Although it may seem foolish to open such high-end projects now, experts say many hotel developers start planning up to eight years in advance, long before signs of economic trouble begin to appear.
“In some regards, their hands are tied as to when they can open it,” said Jeff Higley, an expert on troubled hotels and spokesman for Smith Travel Research Inc.
Higley said hotel operators will struggle for the next year or so before revenue and occupancy rates begin to improve.
“We are seeing some stabilization in hotels, but by no means a robust rebound at this time,” he said.
As for L.A.’s new Marriott and Ritz-Carlton, Higley said the hotels’ biggest advantage over other upscale establishments in the region is location.
The new hotels are within walking distance of Staples Center as well as the Grammy Museum and the Nokia Theatre at the L.A. Live complex.
“Downtown Los Angeles, overall, has lots of energy to it,” Baltin said. “The renaissance is still going on.”
Even more important, the hotels are near the Los Angeles Convention Center, which in recent years has lost events to convention halls with more conveniently located hotels, such as those in Anaheim and Las Vegas.
The Marriott will be the headquarters hotel for the L.A. Convention Center, which hosted more than 420 events in fiscal 2007-08. With nearly 100,000 square feet of indoor meeting space, the new Marriott can supplement the convention center’s 720,000 square feet of exhibit space.
The two hotels will operate in the same building, with the Marriott occupying the lower floors and the Ritz-Carlton hotel and residences above.

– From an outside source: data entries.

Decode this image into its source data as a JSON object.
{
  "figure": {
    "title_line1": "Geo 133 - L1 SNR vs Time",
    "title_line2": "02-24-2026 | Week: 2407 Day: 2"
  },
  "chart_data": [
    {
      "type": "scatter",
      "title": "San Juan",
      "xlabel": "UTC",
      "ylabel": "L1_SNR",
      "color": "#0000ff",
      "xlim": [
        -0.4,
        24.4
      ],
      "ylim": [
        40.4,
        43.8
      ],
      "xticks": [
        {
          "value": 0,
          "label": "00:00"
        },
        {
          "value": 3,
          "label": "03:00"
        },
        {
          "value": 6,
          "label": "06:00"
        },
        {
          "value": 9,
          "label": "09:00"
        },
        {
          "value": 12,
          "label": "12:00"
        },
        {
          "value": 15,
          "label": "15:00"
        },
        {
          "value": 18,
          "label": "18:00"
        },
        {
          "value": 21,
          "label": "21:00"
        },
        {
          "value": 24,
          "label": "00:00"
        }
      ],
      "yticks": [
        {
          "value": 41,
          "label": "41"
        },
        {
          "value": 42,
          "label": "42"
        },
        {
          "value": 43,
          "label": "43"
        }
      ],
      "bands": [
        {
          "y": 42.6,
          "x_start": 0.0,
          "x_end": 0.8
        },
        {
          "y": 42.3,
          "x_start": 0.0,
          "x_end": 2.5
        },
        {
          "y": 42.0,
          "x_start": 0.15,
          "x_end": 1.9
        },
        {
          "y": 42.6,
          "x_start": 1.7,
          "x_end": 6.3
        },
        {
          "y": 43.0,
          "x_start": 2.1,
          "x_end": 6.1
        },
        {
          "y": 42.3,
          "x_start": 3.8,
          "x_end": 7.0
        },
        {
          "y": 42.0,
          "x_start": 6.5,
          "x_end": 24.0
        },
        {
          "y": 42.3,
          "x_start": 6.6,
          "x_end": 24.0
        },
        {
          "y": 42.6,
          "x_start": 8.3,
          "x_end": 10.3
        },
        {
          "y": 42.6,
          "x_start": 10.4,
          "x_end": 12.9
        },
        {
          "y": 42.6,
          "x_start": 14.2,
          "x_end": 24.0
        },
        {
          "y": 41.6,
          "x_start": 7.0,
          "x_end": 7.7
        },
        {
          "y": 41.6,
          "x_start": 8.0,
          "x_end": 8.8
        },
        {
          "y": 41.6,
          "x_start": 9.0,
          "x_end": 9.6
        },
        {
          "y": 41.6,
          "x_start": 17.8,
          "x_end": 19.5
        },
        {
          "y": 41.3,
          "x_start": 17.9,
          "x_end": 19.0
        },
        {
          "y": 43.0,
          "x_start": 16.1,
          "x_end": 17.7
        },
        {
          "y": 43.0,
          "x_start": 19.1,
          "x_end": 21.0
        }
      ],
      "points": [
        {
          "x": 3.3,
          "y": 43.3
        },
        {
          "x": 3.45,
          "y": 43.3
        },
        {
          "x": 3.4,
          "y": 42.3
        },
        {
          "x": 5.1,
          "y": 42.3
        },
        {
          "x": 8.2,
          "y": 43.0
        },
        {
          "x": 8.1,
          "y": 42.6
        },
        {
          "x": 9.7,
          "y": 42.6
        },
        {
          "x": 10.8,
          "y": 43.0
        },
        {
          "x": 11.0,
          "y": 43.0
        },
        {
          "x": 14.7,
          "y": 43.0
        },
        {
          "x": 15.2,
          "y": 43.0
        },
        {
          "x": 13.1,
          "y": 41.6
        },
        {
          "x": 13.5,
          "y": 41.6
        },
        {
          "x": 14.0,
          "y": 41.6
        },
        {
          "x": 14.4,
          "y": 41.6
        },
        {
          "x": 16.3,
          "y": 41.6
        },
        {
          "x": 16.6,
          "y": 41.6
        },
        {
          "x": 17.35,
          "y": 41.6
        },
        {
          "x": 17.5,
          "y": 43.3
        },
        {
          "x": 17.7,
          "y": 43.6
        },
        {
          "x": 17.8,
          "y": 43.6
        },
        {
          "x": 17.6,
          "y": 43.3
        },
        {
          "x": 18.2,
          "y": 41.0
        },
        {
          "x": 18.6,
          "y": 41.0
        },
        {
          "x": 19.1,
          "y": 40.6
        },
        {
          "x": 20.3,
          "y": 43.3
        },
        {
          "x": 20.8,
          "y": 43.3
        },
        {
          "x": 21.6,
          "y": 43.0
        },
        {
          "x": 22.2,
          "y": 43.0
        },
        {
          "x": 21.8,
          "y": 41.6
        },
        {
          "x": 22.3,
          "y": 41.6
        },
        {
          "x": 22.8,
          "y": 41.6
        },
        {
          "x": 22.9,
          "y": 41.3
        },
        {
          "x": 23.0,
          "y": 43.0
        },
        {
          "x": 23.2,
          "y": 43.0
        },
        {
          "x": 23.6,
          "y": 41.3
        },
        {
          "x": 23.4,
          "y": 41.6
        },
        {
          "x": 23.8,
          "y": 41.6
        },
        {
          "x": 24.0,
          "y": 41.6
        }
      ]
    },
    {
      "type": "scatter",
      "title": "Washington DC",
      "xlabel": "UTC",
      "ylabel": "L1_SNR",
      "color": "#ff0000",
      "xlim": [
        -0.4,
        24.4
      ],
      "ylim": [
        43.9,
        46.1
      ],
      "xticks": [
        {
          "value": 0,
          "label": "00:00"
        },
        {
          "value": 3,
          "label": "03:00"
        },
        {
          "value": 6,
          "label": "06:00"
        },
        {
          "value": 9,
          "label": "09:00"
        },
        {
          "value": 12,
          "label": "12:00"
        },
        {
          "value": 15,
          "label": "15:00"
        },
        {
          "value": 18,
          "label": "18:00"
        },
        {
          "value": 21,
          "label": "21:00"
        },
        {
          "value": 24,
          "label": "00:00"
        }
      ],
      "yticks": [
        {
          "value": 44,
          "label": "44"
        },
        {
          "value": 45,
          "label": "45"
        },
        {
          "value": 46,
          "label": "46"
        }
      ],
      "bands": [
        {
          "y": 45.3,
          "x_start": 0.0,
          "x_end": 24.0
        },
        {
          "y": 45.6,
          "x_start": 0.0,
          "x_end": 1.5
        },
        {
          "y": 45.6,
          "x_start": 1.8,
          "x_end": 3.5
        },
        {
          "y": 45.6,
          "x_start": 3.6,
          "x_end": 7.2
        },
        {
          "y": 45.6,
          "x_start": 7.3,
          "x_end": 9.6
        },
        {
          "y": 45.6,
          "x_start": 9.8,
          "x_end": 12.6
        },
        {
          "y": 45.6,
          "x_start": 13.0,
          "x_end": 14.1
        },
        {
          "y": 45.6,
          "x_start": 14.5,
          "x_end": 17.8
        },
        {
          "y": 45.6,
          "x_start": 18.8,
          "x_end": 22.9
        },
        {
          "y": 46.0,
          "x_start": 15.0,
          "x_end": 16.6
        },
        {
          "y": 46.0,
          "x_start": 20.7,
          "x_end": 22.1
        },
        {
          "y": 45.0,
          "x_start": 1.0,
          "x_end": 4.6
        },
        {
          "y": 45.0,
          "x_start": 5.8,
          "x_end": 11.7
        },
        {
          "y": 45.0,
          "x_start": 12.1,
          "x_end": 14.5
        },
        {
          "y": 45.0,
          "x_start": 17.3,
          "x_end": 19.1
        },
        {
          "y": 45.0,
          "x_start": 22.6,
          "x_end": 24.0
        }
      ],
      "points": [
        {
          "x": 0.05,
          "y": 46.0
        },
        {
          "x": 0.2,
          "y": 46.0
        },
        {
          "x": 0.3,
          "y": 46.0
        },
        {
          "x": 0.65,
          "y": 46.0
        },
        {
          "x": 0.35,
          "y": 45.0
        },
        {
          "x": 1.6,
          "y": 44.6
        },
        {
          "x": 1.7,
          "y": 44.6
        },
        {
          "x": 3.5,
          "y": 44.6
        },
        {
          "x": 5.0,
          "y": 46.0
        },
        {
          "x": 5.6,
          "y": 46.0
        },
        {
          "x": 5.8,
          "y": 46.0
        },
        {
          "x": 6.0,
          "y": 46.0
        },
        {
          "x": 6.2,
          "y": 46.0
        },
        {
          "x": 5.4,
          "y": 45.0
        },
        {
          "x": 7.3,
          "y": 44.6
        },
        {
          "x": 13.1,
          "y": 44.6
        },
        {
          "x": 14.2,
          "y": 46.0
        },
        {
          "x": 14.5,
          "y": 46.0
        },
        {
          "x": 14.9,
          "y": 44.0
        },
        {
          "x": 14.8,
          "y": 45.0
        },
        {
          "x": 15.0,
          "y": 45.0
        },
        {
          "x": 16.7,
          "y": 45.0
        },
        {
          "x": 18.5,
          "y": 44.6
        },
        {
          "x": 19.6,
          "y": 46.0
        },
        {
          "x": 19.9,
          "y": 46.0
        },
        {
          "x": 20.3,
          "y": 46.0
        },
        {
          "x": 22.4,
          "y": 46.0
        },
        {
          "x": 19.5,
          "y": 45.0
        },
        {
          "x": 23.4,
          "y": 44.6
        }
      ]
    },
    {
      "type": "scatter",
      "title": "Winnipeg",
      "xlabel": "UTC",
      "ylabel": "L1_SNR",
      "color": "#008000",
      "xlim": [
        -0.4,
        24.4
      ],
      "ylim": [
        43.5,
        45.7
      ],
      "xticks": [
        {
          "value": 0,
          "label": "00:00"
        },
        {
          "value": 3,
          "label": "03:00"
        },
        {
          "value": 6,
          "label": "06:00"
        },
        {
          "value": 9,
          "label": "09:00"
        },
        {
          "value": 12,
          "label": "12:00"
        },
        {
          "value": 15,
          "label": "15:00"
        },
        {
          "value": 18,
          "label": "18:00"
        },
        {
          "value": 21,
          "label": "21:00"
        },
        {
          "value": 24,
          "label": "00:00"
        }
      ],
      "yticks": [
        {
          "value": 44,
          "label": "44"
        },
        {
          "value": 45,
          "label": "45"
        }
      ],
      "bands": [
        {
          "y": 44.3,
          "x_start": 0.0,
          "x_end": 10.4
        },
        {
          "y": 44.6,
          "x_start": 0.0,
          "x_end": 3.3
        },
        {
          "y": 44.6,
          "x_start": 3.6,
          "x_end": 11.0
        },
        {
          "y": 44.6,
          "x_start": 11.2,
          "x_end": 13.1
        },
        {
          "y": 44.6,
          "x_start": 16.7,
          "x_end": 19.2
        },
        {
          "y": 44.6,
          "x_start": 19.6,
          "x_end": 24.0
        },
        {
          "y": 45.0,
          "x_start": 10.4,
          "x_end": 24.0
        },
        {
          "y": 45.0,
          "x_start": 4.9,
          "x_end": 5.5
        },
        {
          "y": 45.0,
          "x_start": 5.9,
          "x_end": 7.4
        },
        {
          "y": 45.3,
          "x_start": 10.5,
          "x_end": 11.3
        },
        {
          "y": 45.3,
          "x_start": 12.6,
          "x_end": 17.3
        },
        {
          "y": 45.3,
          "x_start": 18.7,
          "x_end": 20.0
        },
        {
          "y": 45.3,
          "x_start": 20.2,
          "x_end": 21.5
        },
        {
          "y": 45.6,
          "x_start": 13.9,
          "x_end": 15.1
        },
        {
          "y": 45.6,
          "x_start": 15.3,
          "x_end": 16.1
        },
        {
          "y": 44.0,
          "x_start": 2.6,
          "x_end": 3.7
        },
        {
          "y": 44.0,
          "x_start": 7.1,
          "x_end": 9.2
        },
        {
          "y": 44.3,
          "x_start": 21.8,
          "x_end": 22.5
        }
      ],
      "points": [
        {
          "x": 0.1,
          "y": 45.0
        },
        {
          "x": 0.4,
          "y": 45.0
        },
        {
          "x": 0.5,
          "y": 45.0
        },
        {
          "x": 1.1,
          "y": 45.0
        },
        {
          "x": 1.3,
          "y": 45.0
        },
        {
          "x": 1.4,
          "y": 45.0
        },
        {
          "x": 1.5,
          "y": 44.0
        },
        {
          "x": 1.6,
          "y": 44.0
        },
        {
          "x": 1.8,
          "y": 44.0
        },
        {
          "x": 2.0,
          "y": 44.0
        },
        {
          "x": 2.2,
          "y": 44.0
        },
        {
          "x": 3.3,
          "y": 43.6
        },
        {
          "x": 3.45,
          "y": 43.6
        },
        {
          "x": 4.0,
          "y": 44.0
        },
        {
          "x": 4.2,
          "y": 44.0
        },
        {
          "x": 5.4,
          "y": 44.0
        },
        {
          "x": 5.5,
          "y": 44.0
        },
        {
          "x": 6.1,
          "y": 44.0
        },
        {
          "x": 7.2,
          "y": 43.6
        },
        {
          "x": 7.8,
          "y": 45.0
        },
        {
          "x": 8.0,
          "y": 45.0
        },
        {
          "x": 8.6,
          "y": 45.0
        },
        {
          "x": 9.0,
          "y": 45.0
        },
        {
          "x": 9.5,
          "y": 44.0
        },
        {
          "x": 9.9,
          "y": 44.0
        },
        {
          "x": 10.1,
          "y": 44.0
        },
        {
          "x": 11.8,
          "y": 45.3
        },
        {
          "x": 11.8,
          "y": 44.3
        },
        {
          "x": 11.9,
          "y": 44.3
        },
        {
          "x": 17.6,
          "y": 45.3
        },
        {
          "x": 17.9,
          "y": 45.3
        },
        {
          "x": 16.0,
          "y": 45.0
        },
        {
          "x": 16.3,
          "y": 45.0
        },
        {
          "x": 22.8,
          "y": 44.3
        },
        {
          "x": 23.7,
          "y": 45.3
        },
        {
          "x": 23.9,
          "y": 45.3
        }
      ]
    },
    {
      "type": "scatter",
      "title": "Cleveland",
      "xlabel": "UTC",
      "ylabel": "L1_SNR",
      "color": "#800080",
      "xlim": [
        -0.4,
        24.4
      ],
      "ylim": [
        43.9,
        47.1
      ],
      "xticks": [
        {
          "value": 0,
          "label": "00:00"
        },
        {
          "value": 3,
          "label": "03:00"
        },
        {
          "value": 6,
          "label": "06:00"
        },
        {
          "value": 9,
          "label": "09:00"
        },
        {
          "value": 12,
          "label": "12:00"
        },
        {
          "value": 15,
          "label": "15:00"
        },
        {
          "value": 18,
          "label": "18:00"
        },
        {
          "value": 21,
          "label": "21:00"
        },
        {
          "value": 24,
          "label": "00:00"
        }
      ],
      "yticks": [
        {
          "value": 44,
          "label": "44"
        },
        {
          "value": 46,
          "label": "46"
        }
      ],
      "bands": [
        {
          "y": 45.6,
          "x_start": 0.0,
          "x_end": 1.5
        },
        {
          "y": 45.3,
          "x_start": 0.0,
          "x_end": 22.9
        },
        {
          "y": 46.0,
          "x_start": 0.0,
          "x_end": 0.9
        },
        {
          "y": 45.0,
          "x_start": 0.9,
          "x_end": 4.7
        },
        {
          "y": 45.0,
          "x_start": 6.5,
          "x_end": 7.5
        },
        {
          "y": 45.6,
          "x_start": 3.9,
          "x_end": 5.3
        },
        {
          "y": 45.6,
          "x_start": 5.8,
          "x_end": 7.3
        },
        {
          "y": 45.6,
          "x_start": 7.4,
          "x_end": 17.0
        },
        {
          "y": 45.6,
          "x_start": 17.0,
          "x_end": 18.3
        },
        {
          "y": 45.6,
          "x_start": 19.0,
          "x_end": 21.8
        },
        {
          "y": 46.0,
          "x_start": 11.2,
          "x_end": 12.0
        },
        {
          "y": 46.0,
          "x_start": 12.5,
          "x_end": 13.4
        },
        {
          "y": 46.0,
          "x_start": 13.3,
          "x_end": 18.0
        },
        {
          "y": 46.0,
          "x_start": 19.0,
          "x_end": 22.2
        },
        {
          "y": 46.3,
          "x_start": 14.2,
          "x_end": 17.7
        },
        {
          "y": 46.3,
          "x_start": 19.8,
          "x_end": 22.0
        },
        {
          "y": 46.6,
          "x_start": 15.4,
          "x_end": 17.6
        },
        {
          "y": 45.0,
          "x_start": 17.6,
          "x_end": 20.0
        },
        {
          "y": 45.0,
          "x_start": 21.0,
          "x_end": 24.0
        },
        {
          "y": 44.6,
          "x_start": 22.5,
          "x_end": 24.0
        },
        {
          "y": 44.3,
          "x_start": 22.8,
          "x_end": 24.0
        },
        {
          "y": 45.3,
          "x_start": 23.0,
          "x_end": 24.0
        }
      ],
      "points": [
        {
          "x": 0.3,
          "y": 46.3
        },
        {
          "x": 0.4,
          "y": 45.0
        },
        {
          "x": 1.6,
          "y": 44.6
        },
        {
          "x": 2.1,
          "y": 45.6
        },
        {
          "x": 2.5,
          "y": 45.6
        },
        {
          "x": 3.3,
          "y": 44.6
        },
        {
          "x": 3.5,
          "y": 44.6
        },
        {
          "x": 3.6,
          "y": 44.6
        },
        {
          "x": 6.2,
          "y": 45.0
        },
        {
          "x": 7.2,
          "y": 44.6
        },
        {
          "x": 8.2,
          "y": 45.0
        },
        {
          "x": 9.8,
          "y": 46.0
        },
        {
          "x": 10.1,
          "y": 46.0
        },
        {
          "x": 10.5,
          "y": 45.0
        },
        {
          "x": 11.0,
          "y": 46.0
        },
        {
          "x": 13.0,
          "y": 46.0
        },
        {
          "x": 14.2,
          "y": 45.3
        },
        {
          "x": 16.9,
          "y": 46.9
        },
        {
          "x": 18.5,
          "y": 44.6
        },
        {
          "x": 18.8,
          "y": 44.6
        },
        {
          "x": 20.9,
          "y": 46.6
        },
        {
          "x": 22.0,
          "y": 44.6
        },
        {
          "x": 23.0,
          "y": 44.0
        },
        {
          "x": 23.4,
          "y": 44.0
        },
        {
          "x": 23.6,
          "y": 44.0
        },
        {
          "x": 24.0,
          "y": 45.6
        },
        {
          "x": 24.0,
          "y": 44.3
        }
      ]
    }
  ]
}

Hospitality giant Marriott International owns both chains.
The Marriott opens Feb. 15 with 878 rooms at rates starting at $179 per night. It will occupy the fourth through the 21st floors of the tower. The Ritz-Carlton opens a month later with 123 luxury rooms on the upper floors of the tower, with rates starting at $369 per night. The 224 condominiums, ranging in price from $1.4 million to $10 million, occupy the 27th through 52nd floors.
From some of the condominiums high above the city, residents can look out the floor-to-ceiling windows to see the Hollywood sign to the north and watch the sun set over Santa Monica. Traffic moves at a crawl below on the 110 and 10 freeways, but the noise doesn’t seep through the extra-thick windows.
The complex hosted its first major event Wednesday night, a fundraiser for the City of Hope medical center. The black-tie affair was attended by Mayor Antonio Villaraigosa and Gov. Arnold Schwarzenegger, with entertainment provided by rocker Jon Bon Jovi. Just before the gala, Cano, the hotel manager, gave Marriott President Arne M. Sorenson his first tour of the facility.
Sorenson acknowledged that the two hotels will feel the effects of the recession for several years. He estimated that occupancy rates would be about 50% in 2010 and 60% in 2011. By comparison, industry forecasts by PKF Hospitality Research predict the average occupancy rates for upper-priced hotels in Los Angeles will be 67% this year and 70% in 2011.
Cano remains optimistic, saying early indications suggest the hotels will eventually thrive. He pointed out that clients have committed to buy about 60% of the Ritz-Carlton condominiums. The hotels have already booked about 300,000 room nights over the next few months, including for members of the state Democratic Party, which is scheduled to meet there in April, Cano said.
“Big hotels always take a few years to ramp up,” he said.